Pols cheer Black’s ouster

Deputy Mayor Dennis Walcott (l.) answers questions after Mayor Michael Bloomberg announced that he had picked him as his new city schools chancellor. AP Photo/Henny Ray Abrams
By Connor Adams Sheets

State Education Department Commissioner David Steiner announced that a state DOE screening panel was expected to meet this week to discuss whether or not to grant a waiver to allow city Schools Chancellor designee Dennis Walcott to be appointed to that post.

The meeting was scheduled to take place a day after Walcott, deputy mayor for education and community development, met with state lawmakers for the first time since being named to the position that Chancellor Cathie Black left after three months on the job.

During the meeting with the education committees of the state Assembly and state Senate in Albany, he proposed an amendment to the state DOT’s five-year capital plan that would restore 11,979 school seats for construction statewide and $1.75 billion in state funding under the plan.

The amendment would bring the total number of new city school seats funded under the five-year state plan to 26,866, and the total amount of state funding for the city under the state plan to $11.1 billion over five years.

Although Queens officials welcomed Mayor Michael Bloomberg’s decision to replace Black with Walcott of Cambria Heights, they do not believe his appointment will have much of an impact on city education policy.

Borough politicians said Walcott’s background in education — he is a Francis Lewis HS alumnus, former head of the city Board of Education and one-time kindergarten teacher — will give him a better handle on the serious issues facing the city’s public schools than Black, who never worked in education before her appointment as chancellor. Despite that wealth of experience, they did not have high hopes for a sea change at the Department of Education.

City Councilman Leroy Comrie (D-St. Albans) said he supports the appointment of Walcott, who has yet to be approved as the new chancellor. But he emphasized that he did not expect Walcott to halt the planned closings of three Queens schools — Jamaica and Beach Channel high schools and IS 231 in Springfield Gardens and the pending vote later this month on whether to close PS 30 in Jamaica — or make other major changes.

“Cathie Black decided this wasn’t the right fit for her, and that’s not a surprise,” Comrie said after Bloomberg’s announcement. “Dennis has been involved with the Department of Education for many years and knows all the aspects of it …. I don’t think it will affect their philosophy that immediately. The Department of Education is still going to do their process of closures. He has supported those procedures so far and I don’t see him as chancellor changing it.”

Bloomberg said last Thursday at a press conference introducing Walcott in his new role that he had full confidence in his new chancellor.

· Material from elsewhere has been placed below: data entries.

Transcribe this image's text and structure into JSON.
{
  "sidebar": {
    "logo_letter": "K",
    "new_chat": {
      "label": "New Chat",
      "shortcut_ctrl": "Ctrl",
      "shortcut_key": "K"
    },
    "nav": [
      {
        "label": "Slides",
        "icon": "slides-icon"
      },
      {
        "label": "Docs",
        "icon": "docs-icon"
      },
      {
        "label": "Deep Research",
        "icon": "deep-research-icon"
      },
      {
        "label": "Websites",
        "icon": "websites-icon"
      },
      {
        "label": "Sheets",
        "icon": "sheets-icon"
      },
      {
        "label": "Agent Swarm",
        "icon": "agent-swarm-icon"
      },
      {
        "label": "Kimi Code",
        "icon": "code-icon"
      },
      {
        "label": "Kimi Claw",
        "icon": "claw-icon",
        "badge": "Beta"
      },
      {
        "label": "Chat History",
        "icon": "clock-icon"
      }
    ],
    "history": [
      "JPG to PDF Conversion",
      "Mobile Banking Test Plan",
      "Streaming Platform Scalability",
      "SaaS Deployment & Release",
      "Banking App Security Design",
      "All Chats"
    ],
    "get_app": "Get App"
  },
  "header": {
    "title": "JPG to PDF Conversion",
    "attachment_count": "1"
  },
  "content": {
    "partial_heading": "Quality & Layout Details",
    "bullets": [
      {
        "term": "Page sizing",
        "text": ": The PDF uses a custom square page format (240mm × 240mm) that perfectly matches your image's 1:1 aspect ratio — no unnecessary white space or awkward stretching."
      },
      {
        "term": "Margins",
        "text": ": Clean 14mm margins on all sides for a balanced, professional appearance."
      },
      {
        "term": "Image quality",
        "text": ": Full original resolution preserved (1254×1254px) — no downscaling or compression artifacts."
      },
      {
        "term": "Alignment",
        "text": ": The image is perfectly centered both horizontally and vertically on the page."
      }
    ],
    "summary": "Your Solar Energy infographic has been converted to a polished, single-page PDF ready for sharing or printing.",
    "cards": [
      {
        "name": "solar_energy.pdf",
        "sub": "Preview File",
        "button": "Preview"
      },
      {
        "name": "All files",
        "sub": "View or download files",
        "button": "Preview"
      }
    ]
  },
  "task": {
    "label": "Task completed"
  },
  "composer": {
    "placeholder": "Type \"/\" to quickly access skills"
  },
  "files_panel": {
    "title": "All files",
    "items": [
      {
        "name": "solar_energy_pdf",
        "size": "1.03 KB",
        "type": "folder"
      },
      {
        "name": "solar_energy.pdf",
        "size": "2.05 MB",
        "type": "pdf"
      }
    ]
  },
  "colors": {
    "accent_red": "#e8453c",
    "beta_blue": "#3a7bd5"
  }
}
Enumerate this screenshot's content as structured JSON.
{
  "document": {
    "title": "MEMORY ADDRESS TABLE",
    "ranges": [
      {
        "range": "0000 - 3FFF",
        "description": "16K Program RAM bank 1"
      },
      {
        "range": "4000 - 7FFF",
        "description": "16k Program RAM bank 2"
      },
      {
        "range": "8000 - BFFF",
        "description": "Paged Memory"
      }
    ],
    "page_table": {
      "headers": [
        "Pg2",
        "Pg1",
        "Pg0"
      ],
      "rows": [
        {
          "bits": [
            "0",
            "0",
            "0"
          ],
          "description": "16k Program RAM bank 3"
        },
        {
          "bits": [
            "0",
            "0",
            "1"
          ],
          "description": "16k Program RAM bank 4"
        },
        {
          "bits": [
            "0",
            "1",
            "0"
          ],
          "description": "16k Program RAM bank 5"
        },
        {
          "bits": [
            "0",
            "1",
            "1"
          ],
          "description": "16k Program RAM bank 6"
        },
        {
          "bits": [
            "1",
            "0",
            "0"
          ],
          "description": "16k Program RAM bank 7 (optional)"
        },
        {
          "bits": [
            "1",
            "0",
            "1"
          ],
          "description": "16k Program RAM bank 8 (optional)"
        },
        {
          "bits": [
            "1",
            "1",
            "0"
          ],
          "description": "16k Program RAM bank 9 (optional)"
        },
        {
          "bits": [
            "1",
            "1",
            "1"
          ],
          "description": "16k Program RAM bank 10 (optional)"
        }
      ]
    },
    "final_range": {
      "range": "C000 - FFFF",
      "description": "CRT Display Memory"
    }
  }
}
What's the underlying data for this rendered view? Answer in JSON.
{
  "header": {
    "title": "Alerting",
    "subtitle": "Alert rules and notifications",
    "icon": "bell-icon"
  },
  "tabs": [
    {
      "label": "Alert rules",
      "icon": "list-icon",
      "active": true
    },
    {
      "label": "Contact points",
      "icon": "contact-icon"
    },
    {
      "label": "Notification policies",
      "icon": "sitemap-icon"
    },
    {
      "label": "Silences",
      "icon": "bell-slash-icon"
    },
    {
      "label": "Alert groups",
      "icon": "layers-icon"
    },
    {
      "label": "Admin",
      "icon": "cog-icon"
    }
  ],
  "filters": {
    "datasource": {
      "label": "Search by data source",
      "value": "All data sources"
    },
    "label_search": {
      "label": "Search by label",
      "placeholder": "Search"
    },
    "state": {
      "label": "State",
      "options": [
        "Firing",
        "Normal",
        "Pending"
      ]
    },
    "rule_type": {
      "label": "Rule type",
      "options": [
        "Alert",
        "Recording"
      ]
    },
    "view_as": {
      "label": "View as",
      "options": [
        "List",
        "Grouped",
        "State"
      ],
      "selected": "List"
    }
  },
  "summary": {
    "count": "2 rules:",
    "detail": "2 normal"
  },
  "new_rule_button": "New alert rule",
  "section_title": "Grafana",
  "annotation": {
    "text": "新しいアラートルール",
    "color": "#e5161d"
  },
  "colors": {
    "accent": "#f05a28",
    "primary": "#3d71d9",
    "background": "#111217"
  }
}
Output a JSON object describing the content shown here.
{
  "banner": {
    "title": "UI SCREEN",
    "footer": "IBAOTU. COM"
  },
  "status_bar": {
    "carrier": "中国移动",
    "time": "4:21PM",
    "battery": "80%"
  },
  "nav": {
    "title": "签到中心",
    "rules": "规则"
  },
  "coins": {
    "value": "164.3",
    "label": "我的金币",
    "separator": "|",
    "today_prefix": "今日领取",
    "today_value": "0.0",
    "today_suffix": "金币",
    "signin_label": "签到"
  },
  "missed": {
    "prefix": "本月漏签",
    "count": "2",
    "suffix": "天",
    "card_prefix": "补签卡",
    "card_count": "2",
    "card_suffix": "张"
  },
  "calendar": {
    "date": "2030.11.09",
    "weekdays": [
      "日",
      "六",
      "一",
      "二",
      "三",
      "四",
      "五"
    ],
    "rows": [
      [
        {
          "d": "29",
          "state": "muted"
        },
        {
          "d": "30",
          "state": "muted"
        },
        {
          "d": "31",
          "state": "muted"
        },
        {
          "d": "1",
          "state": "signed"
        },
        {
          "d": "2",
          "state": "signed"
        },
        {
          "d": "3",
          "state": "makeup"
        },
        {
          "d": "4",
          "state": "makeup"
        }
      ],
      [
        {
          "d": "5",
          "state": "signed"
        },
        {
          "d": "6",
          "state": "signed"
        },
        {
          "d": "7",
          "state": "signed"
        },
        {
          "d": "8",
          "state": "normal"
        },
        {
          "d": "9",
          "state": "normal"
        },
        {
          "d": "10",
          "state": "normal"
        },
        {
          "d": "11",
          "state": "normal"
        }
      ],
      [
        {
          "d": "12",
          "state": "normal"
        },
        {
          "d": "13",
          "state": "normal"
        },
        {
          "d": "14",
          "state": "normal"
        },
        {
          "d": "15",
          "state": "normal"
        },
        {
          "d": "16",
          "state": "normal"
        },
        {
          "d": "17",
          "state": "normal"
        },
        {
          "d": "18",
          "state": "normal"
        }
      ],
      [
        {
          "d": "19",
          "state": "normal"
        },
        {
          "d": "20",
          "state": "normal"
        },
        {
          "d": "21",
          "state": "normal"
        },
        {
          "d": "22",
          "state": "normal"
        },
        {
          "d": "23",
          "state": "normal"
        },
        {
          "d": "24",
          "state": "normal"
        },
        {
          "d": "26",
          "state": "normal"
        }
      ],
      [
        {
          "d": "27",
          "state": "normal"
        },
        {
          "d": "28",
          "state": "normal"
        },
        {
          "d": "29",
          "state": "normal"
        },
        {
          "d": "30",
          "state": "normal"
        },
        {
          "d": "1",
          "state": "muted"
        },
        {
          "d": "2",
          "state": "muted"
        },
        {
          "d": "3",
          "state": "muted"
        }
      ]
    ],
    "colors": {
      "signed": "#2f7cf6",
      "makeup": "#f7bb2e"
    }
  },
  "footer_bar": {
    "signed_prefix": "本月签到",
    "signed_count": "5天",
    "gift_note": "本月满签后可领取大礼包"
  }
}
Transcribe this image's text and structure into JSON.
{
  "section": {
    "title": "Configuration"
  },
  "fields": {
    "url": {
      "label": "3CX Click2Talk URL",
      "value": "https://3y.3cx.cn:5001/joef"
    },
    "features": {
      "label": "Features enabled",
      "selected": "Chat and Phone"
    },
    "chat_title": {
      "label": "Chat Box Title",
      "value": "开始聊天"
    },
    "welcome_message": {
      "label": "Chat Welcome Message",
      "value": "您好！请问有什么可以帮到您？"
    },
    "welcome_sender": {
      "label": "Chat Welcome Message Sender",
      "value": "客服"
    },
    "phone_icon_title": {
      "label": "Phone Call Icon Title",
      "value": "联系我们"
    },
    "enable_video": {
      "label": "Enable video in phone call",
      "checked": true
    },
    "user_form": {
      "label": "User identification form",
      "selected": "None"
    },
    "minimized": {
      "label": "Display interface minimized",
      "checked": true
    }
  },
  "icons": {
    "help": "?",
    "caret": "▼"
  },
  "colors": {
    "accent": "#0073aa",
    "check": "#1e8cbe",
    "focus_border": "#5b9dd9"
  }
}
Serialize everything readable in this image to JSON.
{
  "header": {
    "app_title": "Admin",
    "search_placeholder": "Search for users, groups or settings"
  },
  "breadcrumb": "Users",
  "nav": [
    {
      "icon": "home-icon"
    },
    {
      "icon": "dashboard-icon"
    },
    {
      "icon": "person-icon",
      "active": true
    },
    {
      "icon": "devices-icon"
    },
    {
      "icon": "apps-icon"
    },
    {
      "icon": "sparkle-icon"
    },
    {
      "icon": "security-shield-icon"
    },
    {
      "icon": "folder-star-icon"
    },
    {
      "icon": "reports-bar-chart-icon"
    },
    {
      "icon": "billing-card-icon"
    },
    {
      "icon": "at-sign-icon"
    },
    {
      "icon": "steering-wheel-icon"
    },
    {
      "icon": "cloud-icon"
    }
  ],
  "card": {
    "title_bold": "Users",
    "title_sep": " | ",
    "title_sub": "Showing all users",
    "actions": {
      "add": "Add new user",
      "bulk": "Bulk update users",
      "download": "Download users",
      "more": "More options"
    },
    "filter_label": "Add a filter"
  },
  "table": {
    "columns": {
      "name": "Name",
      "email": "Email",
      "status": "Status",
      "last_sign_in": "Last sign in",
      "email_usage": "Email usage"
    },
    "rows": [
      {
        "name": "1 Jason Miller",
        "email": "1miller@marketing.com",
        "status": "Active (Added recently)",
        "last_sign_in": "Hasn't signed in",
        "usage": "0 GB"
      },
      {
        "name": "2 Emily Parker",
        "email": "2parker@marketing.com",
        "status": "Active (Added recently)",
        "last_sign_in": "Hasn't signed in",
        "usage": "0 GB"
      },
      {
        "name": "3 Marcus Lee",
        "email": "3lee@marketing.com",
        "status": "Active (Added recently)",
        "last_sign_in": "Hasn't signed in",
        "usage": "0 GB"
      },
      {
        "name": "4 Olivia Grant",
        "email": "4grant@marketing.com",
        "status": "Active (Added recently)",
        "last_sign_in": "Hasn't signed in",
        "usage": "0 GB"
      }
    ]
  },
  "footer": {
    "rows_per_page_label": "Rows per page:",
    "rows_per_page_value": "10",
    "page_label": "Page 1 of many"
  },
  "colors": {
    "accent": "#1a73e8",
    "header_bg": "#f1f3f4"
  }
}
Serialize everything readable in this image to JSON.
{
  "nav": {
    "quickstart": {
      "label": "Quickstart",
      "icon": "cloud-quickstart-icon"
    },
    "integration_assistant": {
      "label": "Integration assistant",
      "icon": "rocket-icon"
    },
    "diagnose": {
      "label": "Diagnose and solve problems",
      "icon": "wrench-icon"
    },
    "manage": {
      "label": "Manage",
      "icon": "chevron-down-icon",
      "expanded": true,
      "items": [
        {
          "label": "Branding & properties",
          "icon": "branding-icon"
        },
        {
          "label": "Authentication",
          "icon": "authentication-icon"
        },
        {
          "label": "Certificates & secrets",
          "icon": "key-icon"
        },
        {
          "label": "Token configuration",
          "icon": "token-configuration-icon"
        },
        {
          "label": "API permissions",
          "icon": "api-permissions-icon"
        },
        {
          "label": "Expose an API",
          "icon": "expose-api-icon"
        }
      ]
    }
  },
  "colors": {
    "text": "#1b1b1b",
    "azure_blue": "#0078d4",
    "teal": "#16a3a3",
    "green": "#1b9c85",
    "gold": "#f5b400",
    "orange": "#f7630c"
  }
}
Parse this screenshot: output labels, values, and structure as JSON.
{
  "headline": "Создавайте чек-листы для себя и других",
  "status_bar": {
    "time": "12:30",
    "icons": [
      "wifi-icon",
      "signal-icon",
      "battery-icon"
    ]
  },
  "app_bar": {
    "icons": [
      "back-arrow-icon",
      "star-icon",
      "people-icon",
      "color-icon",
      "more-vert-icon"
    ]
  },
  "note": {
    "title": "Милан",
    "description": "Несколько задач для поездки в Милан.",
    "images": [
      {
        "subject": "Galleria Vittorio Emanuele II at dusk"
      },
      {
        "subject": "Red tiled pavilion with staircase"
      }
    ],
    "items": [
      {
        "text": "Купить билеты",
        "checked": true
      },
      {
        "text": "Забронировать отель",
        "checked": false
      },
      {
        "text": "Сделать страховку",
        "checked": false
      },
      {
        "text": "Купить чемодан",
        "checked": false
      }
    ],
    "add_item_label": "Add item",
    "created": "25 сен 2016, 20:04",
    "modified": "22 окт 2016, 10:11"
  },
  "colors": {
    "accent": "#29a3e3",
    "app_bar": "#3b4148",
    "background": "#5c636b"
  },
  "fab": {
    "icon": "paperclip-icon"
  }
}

“There’s no one that understands New York City public schools and the challenges they face together better than Dennis Walcott,” Bloomberg said. “Cathie and I had a conversation this morning. We both agreed the story had become her, and it should be about the students.”

Black, who worked for years in the magazine publishing industry, replaced former Chancellor Joel Klein in November. During her short tenure she endured fierce criticism from teachers, parents and officials who said she was not knowledgeable enough about education issues.

Councilman Mark Weprin (D-Oakland Gardens) is a vocal opponent of the use of test scores to evaluate schools and teachers. He said he has little hope for change under Walcott.

“I can’t expect there’ll be much of a policy change with a new chancellor,” Weprin said. “However, I am a big admirer of Dennis Walcott and expect [him to be] someone who knows New York City public schools.”

A lifetime southeast Queens resident, Walcott also was an adjunct professor at York College in Jamaica. His grandson marks the fourth generation of his family to attend city schools.

Walcott, the first in his family to graduate from college, said during his introductory speech that he backed the administration’s controversial reliance on testing in public schools.

“I’m a believer in what we do. I’m a believer in reform. I’m a believer in this mayor, but more importantly I’m a believer in our 1.1 million students,” he said. “Our goal is to make sure our students are college-ready when they graduate.”

City Councilman Ruben Wills (D-Jamaica) applauded Bloomberg’s choice of Walcott to replace Black, but said he must be responsive to the public he serves.

“Walcott is better equipped to lead the mammoth DOE than what the administration so arrogantly pushed on to parents and community stakeholders with respect to Ms. Black,” he said in a statement. “I urge Mr. Walcott to listen to the parents, principals, teachers and the many spokes on the wheel of successful education for the 1.1 million New York City public school children.”